Wednesday, June 27, 2012

The Internet, the Web and the Printing Press


For my final blog, I’d like to elaborate on Dan Gillmor’s comment that the communications model of the Internet was an important jump over the traditional communications model.

The Internet developed because of a serious problem our military had as computers started dominating communications in the Cold War era of the 1960s. Pentagon strategists were very concerned that an atomic attack could cripple a communications network with a central command center and also cripple our ability to conduct a response. As a result, they engaged computer experts within the Defense Advanced Research Projects Agency (DARPA) to develop a network that could withstand such an attack.

The result was the development of the Internet, which consisted of multiple communication nodes that would have redundant command centers and automatically route communications around any single node that was taken out in an attack. The Internet was also the model that was used by the International Standards Organization (ISO) in the late 1970s when it developed what has become known the ISO Reference Model or the ISO Layer Model.

Basically, the model splits communications into seven layers: physical, data, network, transport, session, presentation, and application. The most important point is that as you go up the layers, you don’t have to worry about what’s happening at lower levels.

The key levels of the Internet from the military’s viewpoint were the transport and session layers, which determine how information is routed throughout the network. You may have heard them referred to as TCP/IP (Transmission Control Protocol/Information Protocol). These two layers controlled how information was routed throughout the network, including automatically adjusting if a network node suddenly disappeared.

Connection Between the Internet and the Printing Press

One of the lessons I give to my computer and journalism students is a discussion about the connection between the Web and the printing press. There is a direct and important connection, along with its significance.

The anticipatory set is asking my students to name the most important invention in history. Most of them say things like the computer, the car, the Internet, etc.

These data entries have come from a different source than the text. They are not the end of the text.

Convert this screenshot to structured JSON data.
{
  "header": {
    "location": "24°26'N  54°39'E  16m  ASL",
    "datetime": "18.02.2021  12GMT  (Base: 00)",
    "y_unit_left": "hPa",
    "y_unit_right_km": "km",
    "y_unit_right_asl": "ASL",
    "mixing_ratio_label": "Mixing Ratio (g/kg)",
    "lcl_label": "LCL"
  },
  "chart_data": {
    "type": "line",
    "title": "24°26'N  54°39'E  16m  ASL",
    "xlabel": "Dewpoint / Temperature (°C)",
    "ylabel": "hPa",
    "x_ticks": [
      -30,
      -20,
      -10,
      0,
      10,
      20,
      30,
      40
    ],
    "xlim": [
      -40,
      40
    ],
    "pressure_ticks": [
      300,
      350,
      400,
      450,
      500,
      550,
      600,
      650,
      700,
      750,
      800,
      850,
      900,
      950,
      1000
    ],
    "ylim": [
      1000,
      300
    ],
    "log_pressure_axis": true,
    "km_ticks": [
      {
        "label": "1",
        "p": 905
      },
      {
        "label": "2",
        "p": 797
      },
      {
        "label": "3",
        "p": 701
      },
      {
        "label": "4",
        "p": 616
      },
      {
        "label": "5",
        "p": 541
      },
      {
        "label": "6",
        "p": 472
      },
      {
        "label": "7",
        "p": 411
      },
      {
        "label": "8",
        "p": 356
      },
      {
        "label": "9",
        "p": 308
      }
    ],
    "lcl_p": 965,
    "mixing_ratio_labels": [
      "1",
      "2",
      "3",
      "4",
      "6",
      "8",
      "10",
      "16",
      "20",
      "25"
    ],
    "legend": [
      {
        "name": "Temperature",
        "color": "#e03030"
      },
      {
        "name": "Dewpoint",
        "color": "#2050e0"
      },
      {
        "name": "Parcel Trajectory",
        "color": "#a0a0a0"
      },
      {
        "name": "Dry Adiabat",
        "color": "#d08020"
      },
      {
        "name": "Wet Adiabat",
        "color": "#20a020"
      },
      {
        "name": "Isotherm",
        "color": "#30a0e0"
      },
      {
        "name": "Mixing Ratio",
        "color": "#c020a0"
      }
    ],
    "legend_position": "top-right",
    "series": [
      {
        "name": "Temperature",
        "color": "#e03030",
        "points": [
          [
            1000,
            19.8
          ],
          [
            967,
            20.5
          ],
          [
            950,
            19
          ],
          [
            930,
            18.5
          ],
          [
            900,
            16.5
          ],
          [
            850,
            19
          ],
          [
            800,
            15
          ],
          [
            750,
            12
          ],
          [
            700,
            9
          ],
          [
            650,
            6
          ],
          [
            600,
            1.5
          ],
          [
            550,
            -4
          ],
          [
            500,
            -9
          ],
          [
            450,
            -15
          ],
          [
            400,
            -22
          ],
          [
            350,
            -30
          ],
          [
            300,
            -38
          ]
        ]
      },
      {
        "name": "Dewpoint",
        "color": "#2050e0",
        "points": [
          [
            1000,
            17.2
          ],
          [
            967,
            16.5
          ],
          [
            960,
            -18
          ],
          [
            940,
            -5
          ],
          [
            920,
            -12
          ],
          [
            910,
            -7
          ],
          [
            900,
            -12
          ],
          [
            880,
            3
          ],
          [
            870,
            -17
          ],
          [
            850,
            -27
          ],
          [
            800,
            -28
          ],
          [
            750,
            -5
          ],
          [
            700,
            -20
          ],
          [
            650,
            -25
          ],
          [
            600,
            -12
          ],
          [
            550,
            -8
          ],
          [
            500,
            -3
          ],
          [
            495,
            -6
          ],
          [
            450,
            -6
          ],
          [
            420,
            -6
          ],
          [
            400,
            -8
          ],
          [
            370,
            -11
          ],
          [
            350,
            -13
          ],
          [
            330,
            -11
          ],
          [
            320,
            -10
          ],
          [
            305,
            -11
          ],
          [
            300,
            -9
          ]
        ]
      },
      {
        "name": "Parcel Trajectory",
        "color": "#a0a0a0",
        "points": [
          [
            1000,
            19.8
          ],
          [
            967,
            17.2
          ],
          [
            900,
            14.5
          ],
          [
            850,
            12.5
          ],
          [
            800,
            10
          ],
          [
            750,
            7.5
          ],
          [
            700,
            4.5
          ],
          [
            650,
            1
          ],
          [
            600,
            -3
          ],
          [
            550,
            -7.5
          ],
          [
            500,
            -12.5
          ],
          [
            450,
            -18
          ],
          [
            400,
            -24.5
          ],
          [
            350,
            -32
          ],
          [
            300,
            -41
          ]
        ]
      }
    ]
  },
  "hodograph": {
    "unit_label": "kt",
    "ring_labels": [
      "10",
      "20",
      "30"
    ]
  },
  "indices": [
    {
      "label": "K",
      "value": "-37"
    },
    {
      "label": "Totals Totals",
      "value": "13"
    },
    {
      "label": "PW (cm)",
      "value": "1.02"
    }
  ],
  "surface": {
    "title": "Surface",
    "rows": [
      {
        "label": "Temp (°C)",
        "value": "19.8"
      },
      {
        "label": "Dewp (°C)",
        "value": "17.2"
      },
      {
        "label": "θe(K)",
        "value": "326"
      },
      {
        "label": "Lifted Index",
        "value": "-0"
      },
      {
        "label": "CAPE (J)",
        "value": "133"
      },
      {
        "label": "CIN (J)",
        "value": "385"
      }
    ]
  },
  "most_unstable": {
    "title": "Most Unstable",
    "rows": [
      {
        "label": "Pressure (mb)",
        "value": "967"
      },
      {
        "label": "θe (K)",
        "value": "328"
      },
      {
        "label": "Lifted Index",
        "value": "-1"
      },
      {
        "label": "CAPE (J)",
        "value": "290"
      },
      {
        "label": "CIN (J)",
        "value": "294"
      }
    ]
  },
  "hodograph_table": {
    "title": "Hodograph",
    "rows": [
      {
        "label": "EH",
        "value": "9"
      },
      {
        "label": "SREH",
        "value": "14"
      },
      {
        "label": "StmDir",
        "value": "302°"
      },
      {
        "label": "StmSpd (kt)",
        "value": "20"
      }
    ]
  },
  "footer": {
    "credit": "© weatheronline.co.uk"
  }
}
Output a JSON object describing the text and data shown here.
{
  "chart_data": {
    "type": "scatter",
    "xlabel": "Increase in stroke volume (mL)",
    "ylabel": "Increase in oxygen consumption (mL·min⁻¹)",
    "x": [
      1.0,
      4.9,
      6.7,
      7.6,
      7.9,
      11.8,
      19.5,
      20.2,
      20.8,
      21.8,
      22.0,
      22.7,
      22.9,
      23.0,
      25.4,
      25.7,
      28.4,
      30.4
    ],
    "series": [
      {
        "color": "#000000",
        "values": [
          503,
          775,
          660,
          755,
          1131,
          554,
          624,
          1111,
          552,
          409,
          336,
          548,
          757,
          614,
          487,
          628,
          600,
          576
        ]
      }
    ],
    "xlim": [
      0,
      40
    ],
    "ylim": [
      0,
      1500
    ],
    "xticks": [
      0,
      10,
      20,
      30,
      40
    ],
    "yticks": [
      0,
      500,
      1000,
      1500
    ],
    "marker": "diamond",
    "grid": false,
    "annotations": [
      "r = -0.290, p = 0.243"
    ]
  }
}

Very few say the printing press or the wheel, which is also a candidate.

I then tell them by far and away that it’s the printing press because that allowed mass education, which led to the invention of all the stuff that we find so valuable in our loves today.
The next step is asking the students if they think there’s a connection between the printing press and the Web? Most aren’t sure because at this point they expect me to make one and I do.

The most important advancement in printing was computerized typesetting, which allowed a computer to electronically create a plate that could be put on the press, which ended the days of moveable type. In the 1980s, the ISO developed a language called Standardized General Markup Language (SGML), which was a direct descendant of the languages used in computerized typesetting. SGML described how large documents, typically technical documents or government reports, were to be marked up for printing.

Tim Berners-Lee and the World Wide Web.

Tim Berners-Lee, the developer of the Web, used SGML as his model for creating Hypertext Mark-up Language (HTML), the language of the Web. Basically, instead of taking SGML’s model of printing to a piece of paper, he created a new model in which information was printed to a personal computer’s screen.

In effect, the Web is really printing to computer screens with one significant innovation, which ties this blog together. The Web is an application that sits at the 7th layer of the ISO Reference Model.

Why is this important to get across to our students? There are three primary reasons. First, the Web’s power comes not just from its ability to print to screens, including text, photographs, and video, but also from its networking ability that allows hyperlinks between other sites on the Web in an instant. Essentially, it combines the printing press with computer networking.

Second, while Dan Gillmor made a distinction between the push nature of printed newspapers (they’re delivered to you) and the pull nature of the Web (you need to log in to a web site to pull the information), the Internet’s applications layer allows other applications to interact with the Web.

In addition to the Web, the Internet has several other applications, only two of which we typically use these days: email and file transfer protocol (ftp). When you combine the Web and email, for example, you can create opt-in mailing lists that can send you links to updated Web sites, which turns the pull model of the Web into a push model.

The Bottom Line

The Internet, Web, email, etc. are technologies that everyone uses, but we often don’t understand their history or their connection to the printing press, which started the information revolution that is still picking up speed. Is this important for your students to know to add perspective to what they do? I think so.
This leads to the last observation. The Web, email, and ftp are applications that sit atop the Internet. Several other applications were developed before the Web and are now rarely used. What other applications are going to come in our future? The Internet, after all, has only been popular for 20 years. Who knows what will come in the next 20 years? Maybe one of the students whom you turn on through this lesson will be the one who develops the next big thing on the Net.

-- Steve Caswell
    Simi Valley High School
    Simi Valley, CA

P.S. It was a great pleasure meeting all of you and being a part of this amazing institute. While getting home will be great, I'm going to miss you all. But as I said in an earlier blog “Why Will We Miss Everyone So Much?”